For individuals and families seeking recovery: Though typically used as an anti-seizure medication, topiramate also shows promise for reducing craving and heavy drinking in individuals with alcohol use disorder. Topiramate may act by targeting reward-centers of the brain to reduce the value of alcohol cues and weaken the association between these cues and alcohol-related reward, to help people reduce alcohol consumption. Despite it not yet being FDA approved, some physicians use this medication off-label for the treatment of alcohol use disorder. Individuals who have not had success with other treatments might consider speaking to their healthcare providers to learn more about this medication.
For treatment professionals and treatment systems: Though not yet approved by the FDA for alcohol use disorder treatment, topiramate shows promise for reducing neurobehavioral responses to alcohol cues, which could ultimately reduce drinking and craving to support recovery. Additional research will help inform the populations for which the medication works best and the mechanisms by which it produces its benefits.
For scientists:Additional research is needed to replicate and extend these findings and determine the patient characteristics that influence medication response. Positron emission tomography investigations could help characterize the neurochemical effects of topiramate, and alterations in neurotransmitter systems that ultimately drive neural activation and inhibition to influence behavior. Investigation of longer follow-up periods will also help to determine the long-term benefits of topiramate treatment for alcohol use disorder.

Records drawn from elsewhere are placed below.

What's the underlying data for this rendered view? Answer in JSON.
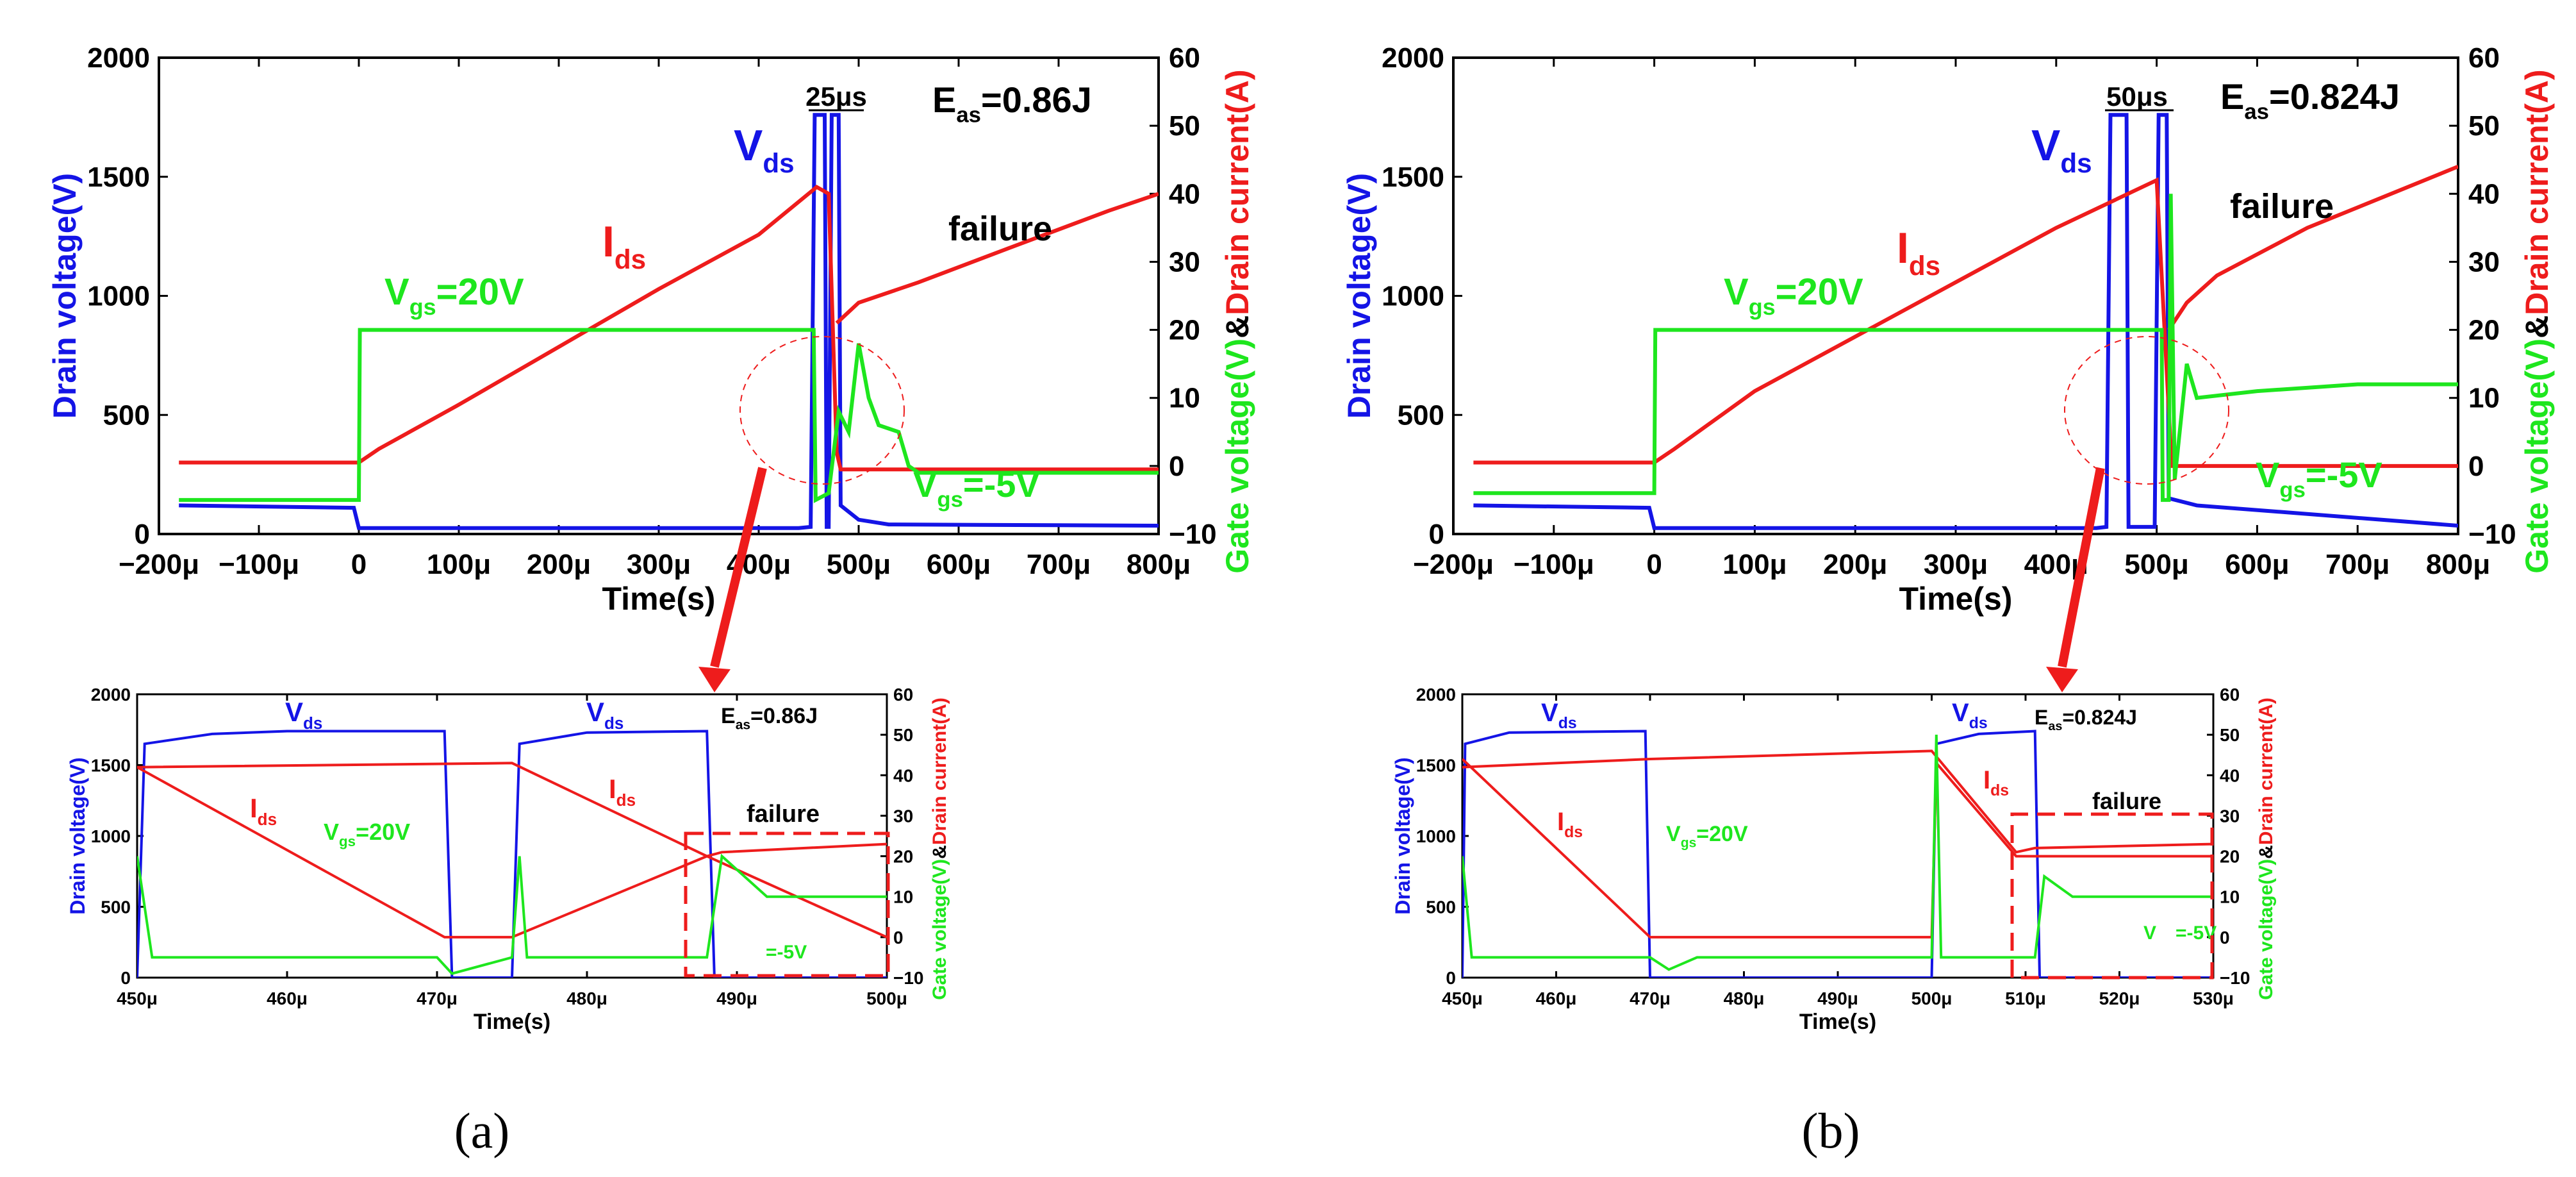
{
  "figure": {
    "captions": [
      "(a)",
      "(b)"
    ]
  },
  "colors": {
    "vds": "#1414e6",
    "ids": "#ee1c1c",
    "vgs": "#1ee61e",
    "axis": "#000000"
  },
  "chart_data": [
    {
      "id": "a-main",
      "type": "line",
      "title": "",
      "xlabel": "Time(s)",
      "ylabel_left": "Drain voltage(V)",
      "ylabel_right_green": "Gate voltage(V)",
      "ylabel_right_amp": "&",
      "ylabel_right_red": "Drain current(A)",
      "xlim": [
        -200,
        800
      ],
      "ylim_left": [
        0,
        2000
      ],
      "ylim_right": [
        -10,
        60
      ],
      "x_ticks": [
        "−200μ",
        "−100μ",
        "0",
        "100μ",
        "200μ",
        "300μ",
        "400μ",
        "500μ",
        "600μ",
        "700μ",
        "800μ"
      ],
      "y_left_ticks": [
        "0",
        "500",
        "1000",
        "1500",
        "2000"
      ],
      "y_right_ticks": [
        "−10",
        "0",
        "10",
        "20",
        "30",
        "40",
        "50",
        "60"
      ],
      "annotations": {
        "eas_main": "E",
        "eas_sub": "as",
        "eas_val": "=0.86J",
        "duration": "25μs",
        "vds_main": "V",
        "vds_sub": "ds",
        "ids_main": "I",
        "ids_sub": "ds",
        "vgs_on_main": "V",
        "vgs_on_sub": "gs",
        "vgs_on_val": "=20V",
        "vgs_off_main": "V",
        "vgs_off_sub": "gs",
        "vgs_off_val": "=-5V",
        "failure": "failure"
      },
      "series": [
        {
          "name": "Vds",
          "axis": "left",
          "points": [
            [
              -180,
              120
            ],
            [
              -5,
              110
            ],
            [
              0,
              25
            ],
            [
              440,
              25
            ],
            [
              452,
              30
            ],
            [
              456,
              1760
            ],
            [
              466,
              1760
            ],
            [
              468,
              30
            ],
            [
              470,
              30
            ],
            [
              473,
              1760
            ],
            [
              480,
              1760
            ],
            [
              482,
              120
            ],
            [
              500,
              60
            ],
            [
              530,
              40
            ],
            [
              800,
              35
            ]
          ]
        },
        {
          "name": "Ids",
          "axis": "right",
          "points": [
            [
              -180,
              0.5
            ],
            [
              0,
              0.5
            ],
            [
              20,
              2.5
            ],
            [
              100,
              9
            ],
            [
              200,
              17.5
            ],
            [
              300,
              26
            ],
            [
              400,
              34
            ],
            [
              458,
              41
            ],
            [
              470,
              40
            ],
            [
              478,
              2
            ],
            [
              482,
              -0.5
            ],
            [
              800,
              -0.5
            ]
          ]
        },
        {
          "name": "Ids_after_failure",
          "axis": "right",
          "points": [
            [
              478,
              21
            ],
            [
              500,
              24
            ],
            [
              560,
              27
            ],
            [
              650,
              32
            ],
            [
              750,
              37.5
            ],
            [
              800,
              40
            ]
          ]
        },
        {
          "name": "Vgs",
          "axis": "right",
          "points": [
            [
              -180,
              -5
            ],
            [
              0,
              -5
            ],
            [
              1,
              20
            ],
            [
              455,
              20
            ],
            [
              457,
              -5
            ],
            [
              470,
              -4
            ],
            [
              480,
              8
            ],
            [
              490,
              5
            ],
            [
              500,
              18
            ],
            [
              510,
              10
            ],
            [
              520,
              6
            ],
            [
              540,
              5
            ],
            [
              550,
              0
            ],
            [
              560,
              -1
            ],
            [
              600,
              -1
            ],
            [
              800,
              -1
            ]
          ]
        }
      ]
    },
    {
      "id": "a-zoom",
      "type": "line",
      "xlabel": "Time(s)",
      "ylabel_left": "Drain voltage(V)",
      "ylabel_right_green": "Gate voltage(V)",
      "ylabel_right_amp": "&",
      "ylabel_right_red": "Drain current(A)",
      "xlim": [
        450,
        500
      ],
      "ylim_left": [
        0,
        2000
      ],
      "ylim_right": [
        -10,
        60
      ],
      "x_ticks": [
        "450μ",
        "460μ",
        "470μ",
        "480μ",
        "490μ",
        "500μ"
      ],
      "y_left_ticks": [
        "0",
        "500",
        "1000",
        "1500",
        "2000"
      ],
      "y_right_ticks": [
        "−10",
        "0",
        "10",
        "20",
        "30",
        "40",
        "50",
        "60"
      ],
      "annotations": {
        "vds1_main": "V",
        "vds1_sub": "ds",
        "vds2_main": "V",
        "vds2_sub": "ds",
        "ids1_main": "I",
        "ids1_sub": "ds",
        "ids2_main": "I",
        "ids2_sub": "ds",
        "eas_main": "E",
        "eas_sub": "as",
        "eas_val": "=0.86J",
        "vgs_on_main": "V",
        "vgs_on_sub": "gs",
        "vgs_on_val": "=20V",
        "vgs_off_val": "=-5V",
        "failure": "failure"
      },
      "series": [
        {
          "name": "Vds",
          "axis": "left",
          "points": [
            [
              450,
              0
            ],
            [
              450.5,
              1650
            ],
            [
              455,
              1720
            ],
            [
              460,
              1740
            ],
            [
              470.5,
              1740
            ],
            [
              471,
              0
            ],
            [
              475,
              0
            ],
            [
              475.5,
              1650
            ],
            [
              480,
              1730
            ],
            [
              488,
              1740
            ],
            [
              488.5,
              0
            ],
            [
              500,
              0
            ]
          ]
        },
        {
          "name": "Ids",
          "axis": "right",
          "points": [
            [
              450,
              42
            ],
            [
              470.5,
              0
            ],
            [
              475,
              0
            ],
            [
              488,
              20
            ],
            [
              500,
              0
            ]
          ]
        },
        {
          "name": "Ids_plateau",
          "axis": "right",
          "points": [
            [
              450,
              42
            ],
            [
              475,
              43
            ],
            [
              488,
              20
            ],
            [
              489,
              21
            ],
            [
              500,
              23
            ]
          ]
        },
        {
          "name": "Vgs",
          "axis": "right",
          "points": [
            [
              450,
              20
            ],
            [
              451,
              -5
            ],
            [
              470,
              -5
            ],
            [
              471,
              -9
            ],
            [
              475,
              -5
            ],
            [
              475.5,
              20
            ],
            [
              476,
              -5
            ],
            [
              488,
              -5
            ],
            [
              489,
              20
            ],
            [
              492,
              10
            ],
            [
              500,
              10
            ]
          ]
        }
      ]
    },
    {
      "id": "b-main",
      "type": "line",
      "xlabel": "Time(s)",
      "ylabel_left": "Drain voltage(V)",
      "ylabel_right_green": "Gate voltage(V)",
      "ylabel_right_amp": "&",
      "ylabel_right_red": "Drain current(A)",
      "xlim": [
        -200,
        800
      ],
      "ylim_left": [
        0,
        2000
      ],
      "ylim_right": [
        -10,
        60
      ],
      "x_ticks": [
        "−200μ",
        "−100μ",
        "0",
        "100μ",
        "200μ",
        "300μ",
        "400μ",
        "500μ",
        "600μ",
        "700μ",
        "800μ"
      ],
      "y_left_ticks": [
        "0",
        "500",
        "1000",
        "1500",
        "2000"
      ],
      "y_right_ticks": [
        "−10",
        "0",
        "10",
        "20",
        "30",
        "40",
        "50",
        "60"
      ],
      "annotations": {
        "eas_main": "E",
        "eas_sub": "as",
        "eas_val": "=0.824J",
        "duration": "50μs",
        "vds_main": "V",
        "vds_sub": "ds",
        "ids_main": "I",
        "ids_sub": "ds",
        "vgs_on_main": "V",
        "vgs_on_sub": "gs",
        "vgs_on_val": "=20V",
        "vgs_off_main": "V",
        "vgs_off_sub": "gs",
        "vgs_off_val": "=-5V",
        "failure": "failure"
      },
      "series": [
        {
          "name": "Vds",
          "axis": "left",
          "points": [
            [
              -180,
              120
            ],
            [
              -5,
              110
            ],
            [
              0,
              25
            ],
            [
              440,
              25
            ],
            [
              450,
              30
            ],
            [
              454,
              1760
            ],
            [
              470,
              1760
            ],
            [
              472,
              30
            ],
            [
              498,
              30
            ],
            [
              502,
              1760
            ],
            [
              510,
              1760
            ],
            [
              512,
              150
            ],
            [
              540,
              120
            ],
            [
              800,
              35
            ]
          ]
        },
        {
          "name": "Ids",
          "axis": "right",
          "points": [
            [
              -180,
              0.5
            ],
            [
              0,
              0.5
            ],
            [
              20,
              2.5
            ],
            [
              100,
              11
            ],
            [
              200,
              19
            ],
            [
              300,
              27
            ],
            [
              400,
              35
            ],
            [
              500,
              42
            ],
            [
              515,
              0
            ],
            [
              800,
              0
            ]
          ]
        },
        {
          "name": "Ids_after_failure",
          "axis": "right",
          "points": [
            [
              512,
              20
            ],
            [
              530,
              24
            ],
            [
              560,
              28
            ],
            [
              650,
              35
            ],
            [
              750,
              41
            ],
            [
              800,
              44
            ]
          ]
        },
        {
          "name": "Vgs",
          "axis": "right",
          "points": [
            [
              -180,
              -4
            ],
            [
              0,
              -4
            ],
            [
              1,
              20
            ],
            [
              505,
              20
            ],
            [
              506,
              -5
            ],
            [
              512,
              -5
            ],
            [
              514,
              40
            ],
            [
              518,
              -2
            ],
            [
              530,
              15
            ],
            [
              540,
              10
            ],
            [
              600,
              11
            ],
            [
              700,
              12
            ],
            [
              800,
              12
            ]
          ]
        }
      ]
    },
    {
      "id": "b-zoom",
      "type": "line",
      "xlabel": "Time(s)",
      "ylabel_left": "Drain voltage(V)",
      "ylabel_right_green": "Gate voltage(V)",
      "ylabel_right_amp": "&",
      "ylabel_right_red": "Drain current(A)",
      "xlim": [
        450,
        530
      ],
      "ylim_left": [
        0,
        2000
      ],
      "ylim_right": [
        -10,
        60
      ],
      "x_ticks": [
        "450μ",
        "460μ",
        "470μ",
        "480μ",
        "490μ",
        "500μ",
        "510μ",
        "520μ",
        "530μ"
      ],
      "y_left_ticks": [
        "0",
        "500",
        "1000",
        "1500",
        "2000"
      ],
      "y_right_ticks": [
        "−10",
        "0",
        "10",
        "20",
        "30",
        "40",
        "50",
        "60"
      ],
      "annotations": {
        "vds1_main": "V",
        "vds1_sub": "ds",
        "vds2_main": "V",
        "vds2_sub": "ds",
        "ids1_main": "I",
        "ids1_sub": "ds",
        "ids2_main": "I",
        "ids2_sub": "ds",
        "eas_main": "E",
        "eas_sub": "as",
        "eas_val": "=0.824J",
        "vgs_on_main": "V",
        "vgs_on_sub": "gs",
        "vgs_on_val": "=20V",
        "vgs_off_main": "V",
        "vgs_off_val": "=-5V",
        "failure": "failure"
      },
      "series": [
        {
          "name": "Vds",
          "axis": "left",
          "points": [
            [
              450,
              0
            ],
            [
              450.3,
              1650
            ],
            [
              455,
              1730
            ],
            [
              469.5,
              1740
            ],
            [
              470,
              0
            ],
            [
              500,
              0
            ],
            [
              500.5,
              1650
            ],
            [
              505,
              1720
            ],
            [
              511,
              1740
            ],
            [
              511.5,
              0
            ],
            [
              530,
              0
            ]
          ]
        },
        {
          "name": "Ids",
          "axis": "right",
          "points": [
            [
              450,
              44
            ],
            [
              470,
              0
            ],
            [
              500,
              0
            ],
            [
              500.5,
              43
            ],
            [
              509,
              20
            ],
            [
              530,
              20
            ]
          ]
        },
        {
          "name": "Ids_plateau",
          "axis": "right",
          "points": [
            [
              450,
              42
            ],
            [
              470,
              44
            ],
            [
              500,
              46
            ],
            [
              509,
              21
            ],
            [
              511,
              22
            ],
            [
              530,
              23
            ]
          ]
        },
        {
          "name": "Vgs",
          "axis": "right",
          "points": [
            [
              450,
              20
            ],
            [
              451,
              -5
            ],
            [
              470,
              -5
            ],
            [
              472,
              -8
            ],
            [
              475,
              -5
            ],
            [
              500,
              -5
            ],
            [
              500.5,
              50
            ],
            [
              501,
              -5
            ],
            [
              511,
              -5
            ],
            [
              512,
              15
            ],
            [
              515,
              10
            ],
            [
              530,
              10
            ]
          ]
        }
      ]
    }
  ]
}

For policy makers: Preliminary evidence suggests that topiramate reduces alcohol craving and heavy alcohol use among individuals with alcohol use disorder. Studies like this help us better understand the mechanisms underlying these effects, providing additional evidence of their influence on brain areas that are key players in addiction and the relationship between brain responses and alcohol-related behaviors. Such studies can ultimately inform policies around FDA approval of medications for alcohol use disorder and facilitate new medication discoveries. Given that this is the first brain imaging study of topiramate for alcohol use disorder, additional funding is needed to replicate and expand these findings, and to determine the populations for which topiramate might be most effective and the duration of its benefits.